Political parties on the right and left remain internally divided on the issue. Legislators in the 18 states supporting the stringent new laws have come from Mexico’s three main parties: the PAN on the right, the PRI in the center and the PRD on the left.

Women who have the means are now making their way by the thousands to Mexico City — not just from other Mexican states but also from other Latin American countries. Abortion is either totally prohibited or highly restricted in every Latin American country except Cuba, Puerto Rico and Guyana, according to GIRE, a Mexico-based nonprofit advocacy group for reproductive rights.

Some 34,351 women have sought legal abortions in the capital since 2007, according to GIRE.

Dr. Ana Maria Camarillo runs a Mexico City clinic that performs an average of five abortions a day. Her Center for Integrative Attention for Couples has received women from every Mexican state, as well as women from Nicaragua, Guatemala, Costa Rica, El Salvador and Colombia.

But the political change has translated slowly into cultural openness, even in Mexico City. Camarillo says she encourages her patients to speak out and talk with other women, so that their voices may be heard.

For Camarillo it's a given that the debate over a woman’s right to choose must be had at the national level: as it stands, the law does not treat all Mexican women equally.

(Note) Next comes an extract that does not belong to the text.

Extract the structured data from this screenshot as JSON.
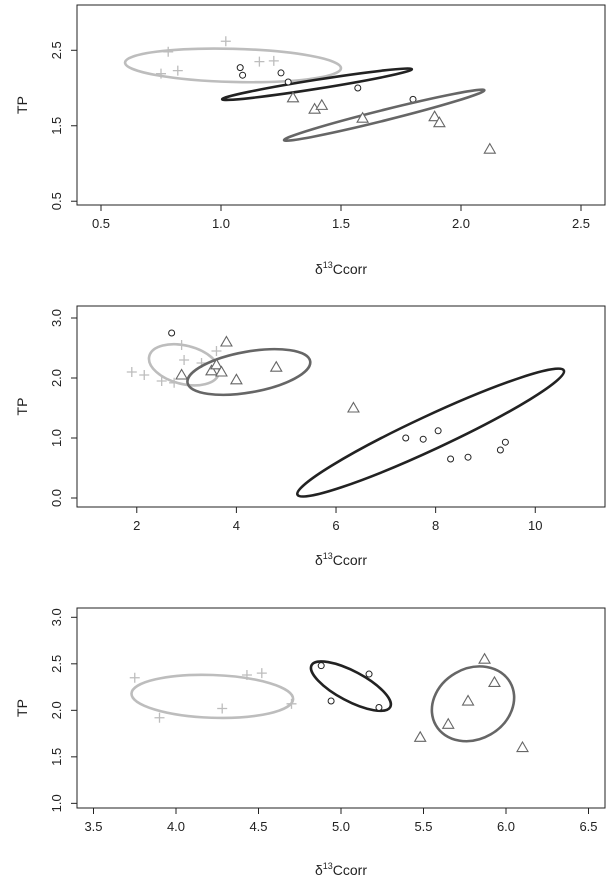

Fondo Maria, an organization founded last June, tries to mitigate the differences by providing financial and emotional support for women who want to come to Mexico City for an abortion. Last year it brought 50 women to the capital from outlying states, including a 12-year-old girl who had been raped and a 43-year-old woman who hadn’t the resources to raise a child.

“The point is that women are going to keep deciding” regardless of whether abortion is labeled a criminal act, said Oriana Lopez, coordinator of Fondo Maria.

The woman who chose to abort her unplanned pregnancy on her own — and did so in defiance of the law — said she took the pills despite her fears and according to her friend’s indications: three orally, three vaginally. Painful cramps gripped her immediately, and she bled for nearly 20 days.

She survived the abortion without complications. But every year 149,700 women end up hospitalized for problems associated with such unpredictable abortion home remedies and 100 — nearly two per week — die from the clandestine abortions.

“I never thought about whether the law would support me or not,” she said. “I simply decided.”